Macropinocytosis is a clathrin-or-caveolin-independent form of endocytosis that forms large endocytic vacuoles (Ferreira and Boucrot, 2018; Lin et al., 2020). The incorporation of high-molecular-weight (HMW, >10 kDa) dextran has been associated with membrane retrieval by macroendocytic vesicles (Kabayama et al., 2009; Kolpak et al., 2009). We investigated Netrin-1-induced membrane retrieval through macropinocytosis by analyzing the internalization of Fluorescein-HMW-dextran in the absence or presence of 5-(N-ethyl-N-isopropyl) amiloride (EIPA), a potent analog of amiloride channels that has been used as a macropinocytosis-specific inhibitor (Meier et al., 2002; Koivusalo et al., 2010; Sundaramoorthy et al., 2013; Tian et al., 2014; Zeineddine and Yerbury, 2015; Costa Verdera et al., 2017). Our results revealed that incubation with Netrin-1 induced the internalization of HMW-dextran (Figure 6A, arrowhead). Pre-incubation with EIPA resulted in a minor increase in basal macropinocytosis, but the Netrin-1-dependent macropinocytosis was entirely blocked by pre-treatment with EIPA (Figures 6A, C). We next asked whether the blockade of macropinocytosis also influenced Netrin-1-induced growth cone collapse. Incubation with EIPA was also able to dramatically abolish Netrin-1-induced growth cone collapse in EGL growth cones (Figures 6B, D). To evaluate whether axonal chemorepulsion to Netrin-1 was also associated with macropinocytosis, postnatal EGL explants were grown confronted to Netrin-1 in the presence of EIPA. Our results showed that the blockade of macropinocytosis with EIPA could inhibit the axonal chemorepulsion toward Netrin-1 (Figures 6E, F). Taken together, our data indicate that macropinocytosis, but not clathrin-dependent endocytosis, mediates Netrin-1-induced growth cone collapse and axon repulsion in EGL axons.

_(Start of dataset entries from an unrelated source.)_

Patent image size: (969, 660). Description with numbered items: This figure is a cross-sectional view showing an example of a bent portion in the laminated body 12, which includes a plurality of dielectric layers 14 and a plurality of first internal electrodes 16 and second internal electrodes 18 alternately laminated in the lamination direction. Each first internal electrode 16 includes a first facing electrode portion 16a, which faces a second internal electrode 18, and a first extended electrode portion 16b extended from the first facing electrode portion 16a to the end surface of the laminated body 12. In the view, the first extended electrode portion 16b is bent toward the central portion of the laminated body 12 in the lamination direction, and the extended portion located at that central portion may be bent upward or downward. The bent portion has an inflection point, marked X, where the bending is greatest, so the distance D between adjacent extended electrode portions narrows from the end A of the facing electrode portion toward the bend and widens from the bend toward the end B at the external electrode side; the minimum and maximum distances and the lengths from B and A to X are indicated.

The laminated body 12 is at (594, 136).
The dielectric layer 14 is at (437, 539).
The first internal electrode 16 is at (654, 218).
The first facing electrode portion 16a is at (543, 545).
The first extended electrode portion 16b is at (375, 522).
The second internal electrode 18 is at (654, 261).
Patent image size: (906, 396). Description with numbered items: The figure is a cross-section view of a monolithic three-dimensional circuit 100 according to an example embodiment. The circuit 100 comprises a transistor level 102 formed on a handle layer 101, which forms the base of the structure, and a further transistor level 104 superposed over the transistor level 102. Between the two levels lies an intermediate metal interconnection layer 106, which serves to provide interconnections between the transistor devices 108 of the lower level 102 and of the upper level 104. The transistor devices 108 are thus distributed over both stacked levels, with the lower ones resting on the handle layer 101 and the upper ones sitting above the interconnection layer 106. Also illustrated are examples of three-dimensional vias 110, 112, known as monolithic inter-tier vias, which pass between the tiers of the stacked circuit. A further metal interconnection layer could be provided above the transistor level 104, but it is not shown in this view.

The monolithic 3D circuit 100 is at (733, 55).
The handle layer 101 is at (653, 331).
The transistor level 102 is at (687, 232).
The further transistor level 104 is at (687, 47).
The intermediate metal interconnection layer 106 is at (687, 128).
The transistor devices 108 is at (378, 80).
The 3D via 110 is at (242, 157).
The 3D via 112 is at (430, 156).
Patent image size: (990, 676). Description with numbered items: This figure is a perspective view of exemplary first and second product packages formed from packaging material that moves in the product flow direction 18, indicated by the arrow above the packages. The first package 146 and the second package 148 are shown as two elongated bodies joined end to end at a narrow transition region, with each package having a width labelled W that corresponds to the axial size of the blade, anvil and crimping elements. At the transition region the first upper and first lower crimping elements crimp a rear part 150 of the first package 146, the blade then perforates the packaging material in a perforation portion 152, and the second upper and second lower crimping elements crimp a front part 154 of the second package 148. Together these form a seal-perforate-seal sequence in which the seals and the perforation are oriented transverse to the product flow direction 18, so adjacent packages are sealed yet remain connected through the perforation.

It has recently been reported that Stx1 is involved in rapid and slow endocytosis at synapses, which can be either clathrin-independent or -dependent (Xu et al., 2013). As Stx1 interacts with UNC5 receptors, which mediate chemorepulsion and growth cone collapse, we next determined whether Netrin-1-induced growth cone macropinocytosis and collapse were Stx1-dependent using BoNTs. BoNT/A or BoNT/C1 was added to the medium 10 min before incubation with Netrin-1. The percentage of macropinocytic vesicle-containing growth cones increased about twofold when Netrin-1 was added alone or in the presence of BoNT/A (Figures 7A, C). In contrast, Netrin-1-induced formation of macropinocytic vesicles was reduced specifically by cleaving Stx1 using BoNT/C1 (Figures 7A, C). We then tested whether BoNT/A or BoNT/C1 altered growth cone collapse. Neurons treated with control medium or with control medium supplemented with BoNT/A or BoNT/C1 exhibited normal growth cone morphologies with lamellipodia and filopodia (Figure 7B). After incubation with Netrin-1, about 70% of EGL growth cones exhibited collapsing and round-tipped shapes (Figures 7B, D). This effect was maintained when EGL neurons were co-incubated with BoNT/A, but was markedly reduced when the cultures were co-incubated with BoNT/C1 (Figure 7D). These results suggested that Stx1 is necessary for both Netrin-1-induced growth cone collapse and macropinocytosis.

To confirm these findings, we downregulated both Stx1 paralogs using the Stx1A-1B shRNA construct. Electroporation of EGL cells with Stx1A-1B shRNA, but not with control scrambled shRNA sequence, blocked the formation of macropinocytic vesicles in EGL growth cones incubated with Netrin-1 (Figures 7E, G). Similarly, the knockdown of Stx1 blocked Netrin-1-dependent collapsing of growth cones (Figures 7F, H). Our results, therefore, demonstrate that Stx1 is required for both Netrin-1-dependent growth cone collapse and macropinocytosis.